Ariel Bart – ‘In Between’ – News, reviews, articles and commentaries from the London jazz scene and beyond
Ariel bart – Between
(Ropeadope Records. Album review by Jane Mann)
22 years old Ariel bart is a chromatic harmonica player and composer from Israel. In 2019, she played on American free jazz bassist William Parker Migration of silence in and out of sound worlds, and on The center will hold by avant-garde American jazz trombonist Steve Swell. Between is his first CD with his own jazz quintet. She picked up her unusual instrument at age seven, continued her high school education, did her military service in the Israel Defense Forces as a musician, and then went to New York to finish her studies. She has just completed her studies in Jazz Performance from New School University.
She joins a very small group of chromatic jazz harmonica players – including Toots Thielemans, Karen Mantler and Stevie Wonder. Along with jazz, she enjoys what she calls “flavors of the Middle East” – she has performed with the Jerusalem East West Orchestra, which performs music from the Middle East, Andalusia and the Maghreb on a mix of Western and Middle Eastern instruments. She adores the music of Anouar Brahem, the Tunisian oud player, and discovers Turkish music. She also listens to Keith Jarrett – the piano is her second instrument, and the one she composes on.
The combination of instruments in his group of talented young musicians is unexpected – a traditional jazz piano trio plus a front line of cello and chromatic harmonica. This cello and harmonica pairing sounds great, especially when the harmonica sound is most accordion-like. Bart composed and produced all the music.

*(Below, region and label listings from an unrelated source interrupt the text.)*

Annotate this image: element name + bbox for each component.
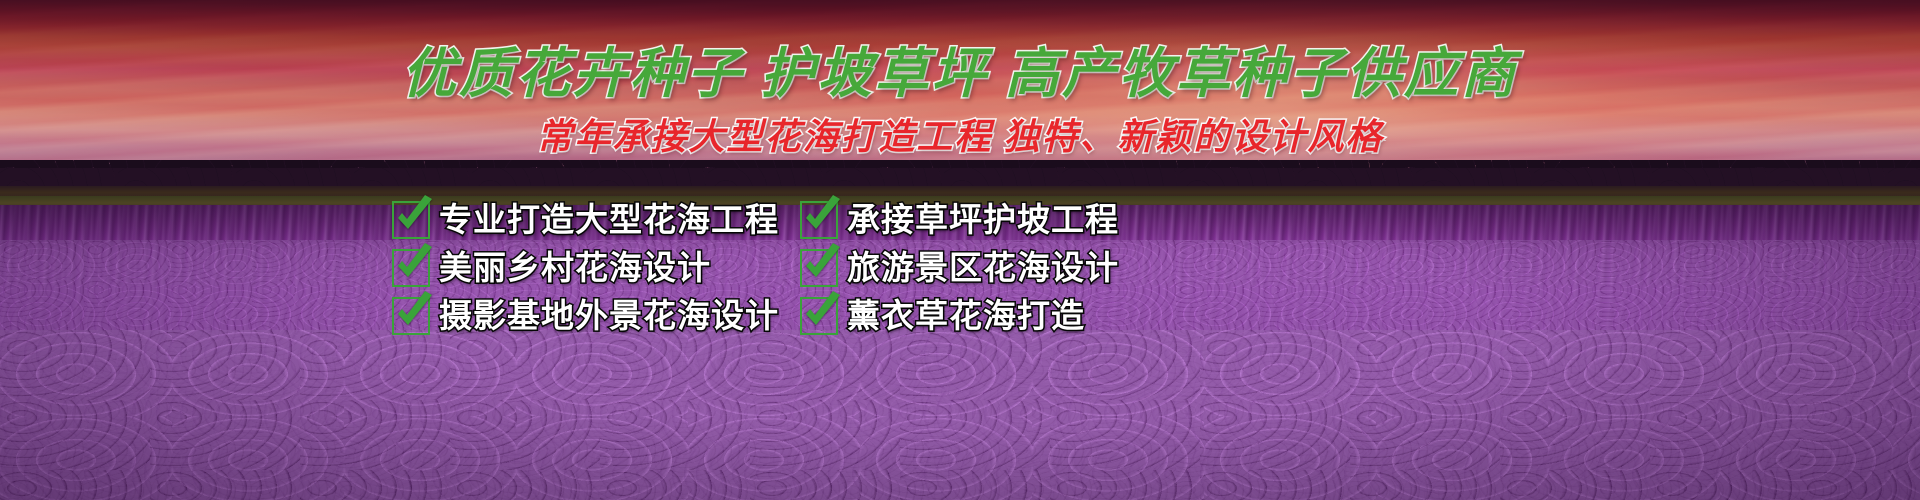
promo-banner: 优质花卉种子 护坡草坪 高产牧草种子供应商 常年承接大型花海打造工程 独特、新颖… <box>0 0 1920 500</box>
check-icon <box>800 201 838 239</box>
feature-label: 摄影基地外景花海设计 <box>439 297 779 335</box>
feature-label: 承接草坪护坡工程 <box>847 201 1119 239</box>
feature-item: 专业打造大型花海工程 <box>392 201 800 239</box>
check-icon <box>392 249 430 287</box>
banner-headline: 优质花卉种子 护坡草坪 高产牧草种子供应商 <box>0 44 1920 104</box>
feature-label: 薰衣草花海打造 <box>847 297 1085 335</box>
feature-label: 专业打造大型花海工程 <box>439 201 779 239</box>
check-icon <box>800 297 838 335</box>
feature-label: 美丽乡村花海设计 <box>439 249 711 287</box>
feature-item: 美丽乡村花海设计 <box>392 249 800 287</box>
feature-label: 旅游景区花海设计 <box>847 249 1119 287</box>
feature-item: 承接草坪护坡工程 <box>800 201 1152 239</box>
feature-item: 摄影基地外景花海设计 <box>392 297 800 335</box>
check-icon <box>392 201 430 239</box>
check-icon <box>392 297 430 335</box>
feature-item: 薰衣草花海打造 <box>800 297 1152 335</box>
check-icon <box>800 249 838 287</box>
banner-subheadline: 常年承接大型花海打造工程 独特、新颖的设计风格 <box>0 116 1920 158</box>
feature-item: 旅游景区花海设计 <box>800 249 1152 287</box>
feature-checklist: 专业打造大型花海工程 承接草坪护坡工程 美丽乡村花海设计 旅游景区花海设计 摄影 <box>392 196 1152 340</box>
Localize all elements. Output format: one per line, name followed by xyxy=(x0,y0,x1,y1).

There are no cover notes for reference, but the tracks on the whole come across as melancholy and contemplative, even when the rhythm section players are doing their delicate but complicated thing. Bart has a gift for a nostalgic melody, for tunes imbued with great desire and sadness. Its clear tone is beautiful and haunting, and the music is light and accessible.

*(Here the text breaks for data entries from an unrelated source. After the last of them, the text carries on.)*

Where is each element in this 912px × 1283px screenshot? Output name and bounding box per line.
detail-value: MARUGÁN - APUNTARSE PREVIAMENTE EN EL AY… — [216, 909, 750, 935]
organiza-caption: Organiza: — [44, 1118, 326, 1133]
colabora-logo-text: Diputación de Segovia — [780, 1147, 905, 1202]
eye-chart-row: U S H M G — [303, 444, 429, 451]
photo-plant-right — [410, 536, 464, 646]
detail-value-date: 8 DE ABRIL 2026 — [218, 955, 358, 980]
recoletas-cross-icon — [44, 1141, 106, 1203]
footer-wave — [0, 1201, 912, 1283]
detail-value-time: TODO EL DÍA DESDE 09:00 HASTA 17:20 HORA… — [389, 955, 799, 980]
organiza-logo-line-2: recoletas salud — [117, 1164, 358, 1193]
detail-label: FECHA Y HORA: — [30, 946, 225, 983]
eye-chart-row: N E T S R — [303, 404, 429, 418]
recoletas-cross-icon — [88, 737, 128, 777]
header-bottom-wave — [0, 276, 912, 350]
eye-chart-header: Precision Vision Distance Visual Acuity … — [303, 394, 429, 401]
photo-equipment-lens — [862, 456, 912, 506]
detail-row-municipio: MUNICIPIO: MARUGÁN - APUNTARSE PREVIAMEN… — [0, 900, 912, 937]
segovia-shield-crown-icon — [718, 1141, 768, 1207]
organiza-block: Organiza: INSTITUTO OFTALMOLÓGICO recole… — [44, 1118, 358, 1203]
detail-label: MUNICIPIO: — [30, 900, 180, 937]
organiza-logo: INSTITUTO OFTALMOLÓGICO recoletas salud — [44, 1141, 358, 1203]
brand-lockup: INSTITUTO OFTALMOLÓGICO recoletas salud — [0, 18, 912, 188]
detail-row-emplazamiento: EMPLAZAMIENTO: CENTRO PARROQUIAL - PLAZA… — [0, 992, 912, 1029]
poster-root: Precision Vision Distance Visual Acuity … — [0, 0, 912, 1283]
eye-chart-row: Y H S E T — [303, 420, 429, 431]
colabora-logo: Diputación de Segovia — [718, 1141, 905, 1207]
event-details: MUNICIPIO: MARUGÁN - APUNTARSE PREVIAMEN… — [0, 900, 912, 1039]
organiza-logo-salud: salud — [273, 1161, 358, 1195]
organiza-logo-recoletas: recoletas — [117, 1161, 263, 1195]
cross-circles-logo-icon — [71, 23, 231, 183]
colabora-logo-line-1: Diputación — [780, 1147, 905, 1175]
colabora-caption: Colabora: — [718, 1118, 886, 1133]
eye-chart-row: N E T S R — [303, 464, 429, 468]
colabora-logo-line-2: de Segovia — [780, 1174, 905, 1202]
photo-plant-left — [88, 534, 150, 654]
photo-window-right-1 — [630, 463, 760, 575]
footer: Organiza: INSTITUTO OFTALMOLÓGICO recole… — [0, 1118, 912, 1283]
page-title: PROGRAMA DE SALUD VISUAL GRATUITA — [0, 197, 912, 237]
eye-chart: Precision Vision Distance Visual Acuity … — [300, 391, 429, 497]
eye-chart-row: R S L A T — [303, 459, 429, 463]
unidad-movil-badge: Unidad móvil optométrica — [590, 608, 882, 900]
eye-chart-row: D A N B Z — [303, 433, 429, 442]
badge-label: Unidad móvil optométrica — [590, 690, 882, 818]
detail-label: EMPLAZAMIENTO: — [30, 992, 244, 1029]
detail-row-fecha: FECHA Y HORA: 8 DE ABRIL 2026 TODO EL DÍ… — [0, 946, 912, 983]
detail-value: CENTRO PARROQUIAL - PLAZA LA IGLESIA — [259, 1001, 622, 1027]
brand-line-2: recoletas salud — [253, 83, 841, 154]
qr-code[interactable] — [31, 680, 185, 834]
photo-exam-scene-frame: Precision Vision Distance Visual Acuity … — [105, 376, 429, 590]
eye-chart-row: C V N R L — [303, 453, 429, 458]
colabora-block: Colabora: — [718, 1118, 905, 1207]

Many of the tracks sound to my ears like fantasy movie soundtracks. Stranger on the hill, for example, it is like a short overture during which the cello, piano and harmonica pass a fragment of a song between them, embellishing it slightly as it goes, until the theme resurfaces apart whole (in my mind as imaginary titles roll).
The year after has another beautiful melody – the harmonica leads but the band is completely nested in the musical whole. Special mention here for the complex duet between Bart and the pianist Moshe elmakias. He’s also Israeli, an exact contemporary of Bart who also passed his compulsory military service as a musician – this seems like a great finishing school for honing musical technique.
Cellist based in Greece Mayu shviro gets to showcase considerable short track skills Intro. Born in Israel of Japanese and Iraqi descent, Shviro has a special interest in modal music and Arabic, Turkish and Azeri musical forms, and you can hear some of those influences here. Israeli bassist David Michaeli, who has a parallel career in jazz rock with a Tel Aviv band called Shalosh (recorded by ACT), plays elegant chamber jazz there. In contrast, a drummer based in Brooklyn but raised in Israel Amir Bar Akiva has a fascination with Latin rhythms, as well as traditional Israeli rhythms – his playing here is subtle and precise. All these different specializations, but shared sensibilities, make them an extremely nice group. Small tugs in different musical directions translate into interesting collaborative work.
I’m curious to see what comes next as Ariel Bart continues to develop his musical voice and expand his range of composition. She plans to study for a masters degree in Europe, as soon as possible, so hopefully we might be lucky enough to hear her and her adorable quintet perform live in the not too distant future.